Parrish also said that he believes the proposal to be quite a stretch.

“This proposal puts the EPA in the position of allowing the federal government to regulate things that are only wet when it rains,” Parrish said. “I don’t think by any stretches of the imagination, that it would meet the definition of ‘just where water pools’.

“Clearly the Supreme Court has twice said that the EPA has overreached in trying to regulate things that were not waters to the U.S., and that were state waters, and that were left for states to regulate,” Parrish added.

Several members of Congress have adopted Parrish’s views and are taking action to stop the ruling by sending environmental policy riders through the U.S. House Appropriations committee, which approved two riders through an Energy and Water Development subcommittee bill Wednesday. If the riders pass in Thursday’s vote, it would be much more difficult for the EPA to impose regulations that cover the majority of the nation’s waterways.

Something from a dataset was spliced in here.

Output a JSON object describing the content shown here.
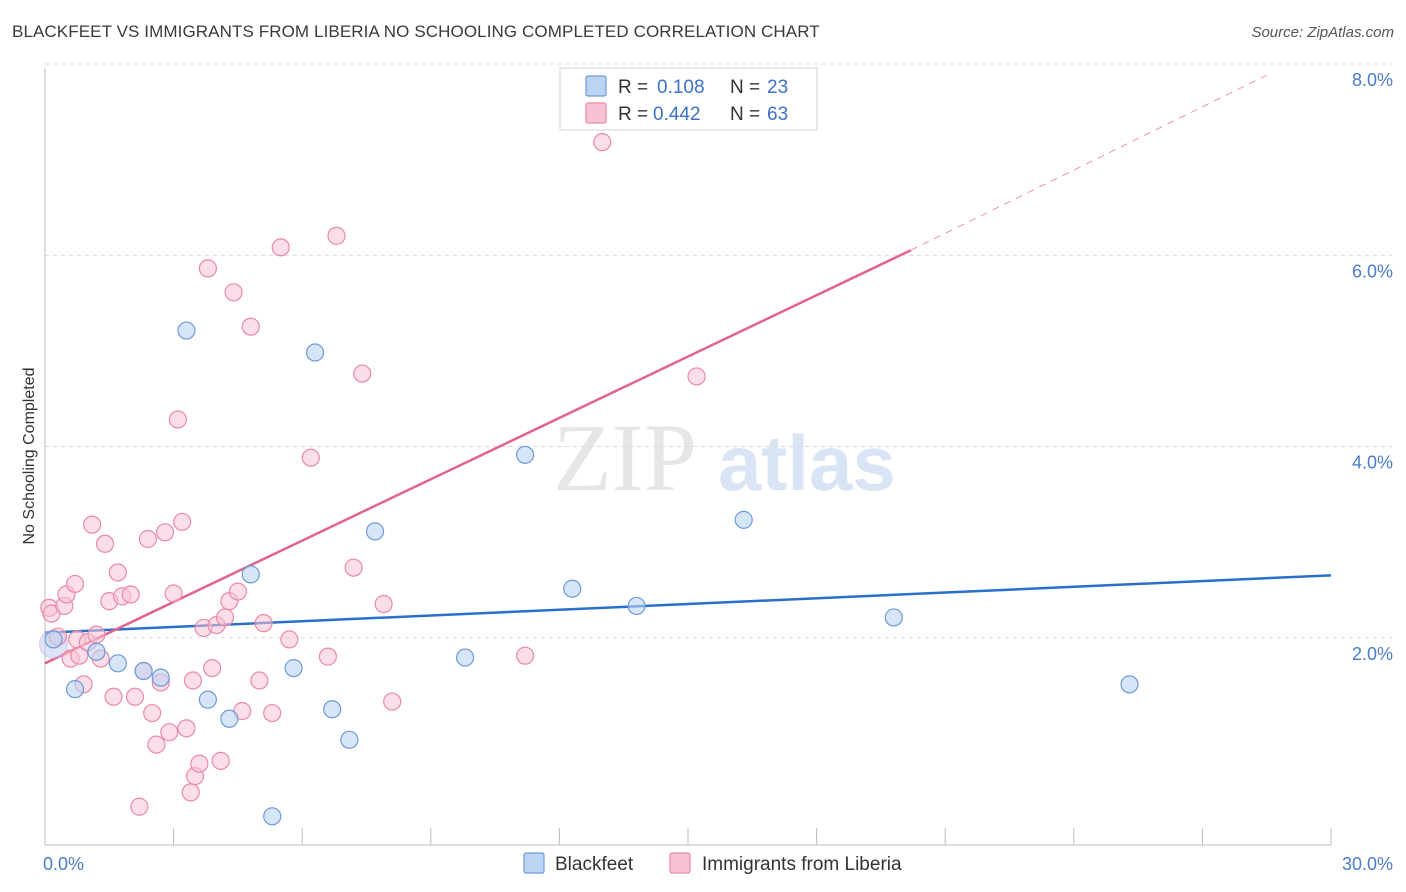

“All the experts we’ve talked to have said this is not good. You may not see EPA cops out on the land, but it makes for one more thing that people can challenge in court,” Montana Farm Bureau Federation spokesman John Youngberg said in a press release. “I think it’s telling that we’ve been forced into this.”

However, for people like Eastwood, the public benefits of the proposal far outweigh the costs.

“The [benefits] include flood protection, filtering pollution, providing wildlife habitat, supporting outdoor recreation and recharging groundwater,” Eastwood said. “When finalized, this rule will provide the regulatory assurance that’s been absent for over a decade, eliminate permit confusion and delay, and better protect the critical water resources on which our communities depend.”

Dr. Mark Mitchell, Senior Policy Advisor to Connecticut Coalition for Environmental Justice, agreed with Eastwood.

“Environmental hazards are disproportionately placed in low-income communities and communities of color,” Mitchell said. “Environmental benefits are not shared by these same communities. The Connecticut River should be one of our biggest treasures — it should be accessible to low-income communities and communities of color.”